When I speak of my single life, I sound like a 50 year old man glorifying his high school football days. I get all glossy-eyed and lost in my own swollen head. I think I sound hot. Seasoned. I reminisce on when I was dating four girls at the same time. On the good dyke clubs “back in the day”. I think I am impressing the 21 year olds that landed in my circle. Like these baby dykes can learn a thing or two from this veteran clit licker. I remember how attractive I used to be with my tan and tiny clothes. I was an avid teeth bleacher. My legs (and more) were always shaved. It was a serious case of “too many girls, too little time”.
Maybe I do sound cool. I don’t know, it’s possible. Or maybe I just sound old.
Truth is, I haven’t been single in eight years. And truth is, I’m okay with it. In fact, I have been married to my wife for almost seven years and we have a baby boy. We own real estate. And a dog. We don’t get drunk and we have a bedtime.

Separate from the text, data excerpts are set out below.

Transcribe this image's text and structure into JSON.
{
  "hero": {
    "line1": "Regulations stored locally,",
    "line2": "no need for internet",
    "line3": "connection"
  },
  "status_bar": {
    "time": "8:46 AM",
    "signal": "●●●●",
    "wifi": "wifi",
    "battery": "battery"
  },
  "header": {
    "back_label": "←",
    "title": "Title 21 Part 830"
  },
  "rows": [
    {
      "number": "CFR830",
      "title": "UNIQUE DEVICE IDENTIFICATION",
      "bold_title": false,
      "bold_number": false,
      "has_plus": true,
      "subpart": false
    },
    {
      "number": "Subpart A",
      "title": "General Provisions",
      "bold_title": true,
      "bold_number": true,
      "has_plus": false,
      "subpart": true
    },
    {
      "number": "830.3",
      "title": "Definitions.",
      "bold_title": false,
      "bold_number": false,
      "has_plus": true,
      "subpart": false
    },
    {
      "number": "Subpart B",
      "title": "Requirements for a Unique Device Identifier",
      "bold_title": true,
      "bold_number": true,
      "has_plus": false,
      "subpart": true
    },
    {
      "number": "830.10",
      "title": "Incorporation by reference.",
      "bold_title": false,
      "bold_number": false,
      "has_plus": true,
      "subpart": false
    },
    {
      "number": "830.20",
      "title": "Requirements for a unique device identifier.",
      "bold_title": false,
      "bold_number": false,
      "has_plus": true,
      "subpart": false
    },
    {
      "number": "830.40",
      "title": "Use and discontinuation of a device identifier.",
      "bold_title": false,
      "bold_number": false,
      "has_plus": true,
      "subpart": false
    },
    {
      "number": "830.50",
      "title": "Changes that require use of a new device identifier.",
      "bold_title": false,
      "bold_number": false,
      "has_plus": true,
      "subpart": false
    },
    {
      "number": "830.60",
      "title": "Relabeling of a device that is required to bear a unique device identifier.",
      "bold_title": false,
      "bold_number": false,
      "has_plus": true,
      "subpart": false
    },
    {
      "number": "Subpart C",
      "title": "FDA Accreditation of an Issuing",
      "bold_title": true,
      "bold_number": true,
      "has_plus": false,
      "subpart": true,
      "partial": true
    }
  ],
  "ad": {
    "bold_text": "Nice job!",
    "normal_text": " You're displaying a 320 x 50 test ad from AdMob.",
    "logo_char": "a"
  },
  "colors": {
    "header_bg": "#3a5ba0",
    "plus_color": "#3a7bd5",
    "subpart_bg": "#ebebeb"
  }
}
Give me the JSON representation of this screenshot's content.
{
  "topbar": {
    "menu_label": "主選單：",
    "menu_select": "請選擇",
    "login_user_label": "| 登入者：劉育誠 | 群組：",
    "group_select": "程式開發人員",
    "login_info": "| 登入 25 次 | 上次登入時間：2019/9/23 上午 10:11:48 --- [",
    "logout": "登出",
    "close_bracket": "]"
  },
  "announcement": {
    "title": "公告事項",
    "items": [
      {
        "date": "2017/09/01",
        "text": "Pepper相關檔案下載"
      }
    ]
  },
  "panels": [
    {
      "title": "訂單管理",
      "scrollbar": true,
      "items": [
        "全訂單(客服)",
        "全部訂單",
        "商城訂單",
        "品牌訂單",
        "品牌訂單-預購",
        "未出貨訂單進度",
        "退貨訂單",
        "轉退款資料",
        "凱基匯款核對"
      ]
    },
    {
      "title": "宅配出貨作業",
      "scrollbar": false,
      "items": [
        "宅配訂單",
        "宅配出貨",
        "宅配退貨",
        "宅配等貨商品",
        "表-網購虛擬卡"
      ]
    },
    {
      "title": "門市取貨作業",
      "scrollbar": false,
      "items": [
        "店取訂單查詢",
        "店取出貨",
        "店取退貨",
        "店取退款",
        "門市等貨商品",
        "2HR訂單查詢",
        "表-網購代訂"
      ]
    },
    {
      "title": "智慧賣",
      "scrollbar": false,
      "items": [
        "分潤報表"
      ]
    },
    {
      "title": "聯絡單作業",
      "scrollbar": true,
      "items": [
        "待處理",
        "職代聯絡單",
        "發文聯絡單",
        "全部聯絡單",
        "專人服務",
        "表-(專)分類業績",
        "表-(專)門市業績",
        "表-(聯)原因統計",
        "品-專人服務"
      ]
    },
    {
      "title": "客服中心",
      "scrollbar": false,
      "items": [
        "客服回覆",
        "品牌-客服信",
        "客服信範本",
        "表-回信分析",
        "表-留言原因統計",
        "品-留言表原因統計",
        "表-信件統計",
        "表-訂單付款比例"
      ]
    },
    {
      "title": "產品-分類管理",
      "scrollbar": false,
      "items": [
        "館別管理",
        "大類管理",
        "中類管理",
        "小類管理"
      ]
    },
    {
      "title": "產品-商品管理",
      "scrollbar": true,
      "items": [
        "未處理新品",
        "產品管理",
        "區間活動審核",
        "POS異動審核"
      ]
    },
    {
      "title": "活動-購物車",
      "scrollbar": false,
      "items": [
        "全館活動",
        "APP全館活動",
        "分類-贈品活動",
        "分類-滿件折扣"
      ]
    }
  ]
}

I wear comfortable clothes.
I don’t know if people are impressed with the image of the former me. I don’t know if I miss her. I don’t know if I think that if I were single today, that it would be the same as it was. Because the reality is that it would be nothing like it used to be. I sincerely laugh at my fantasy of the younger, goddess-like version of me. The thing is, I have changed. Single, married, or whatever. I’m not the same person that I once was. And it has nothing to do with whether I was a fresh little lezzie or not. It has everything to do with growing up. My priorities went from phone numbers to anniversaries, from new club music to nursery rhymes, from panties to diapers. You catch my drift.
Maybe we all like to hang on to something from our youthful counterparts. I mean, isn’t that what the media and commercialism want us to do? Look younger! Feel younger! Maybe because I’ve had so many changes in these last eight years, that it just seems recreational to embrace a memory or two. Frankly, I enjoy remembering the days where things happened a little faster, women were a little more prevalent, and I was a little shinier.
And as far as I’m concerned, there is nothing wrong with that. Okay okay, and I was a ripe little hottie. There, I said it.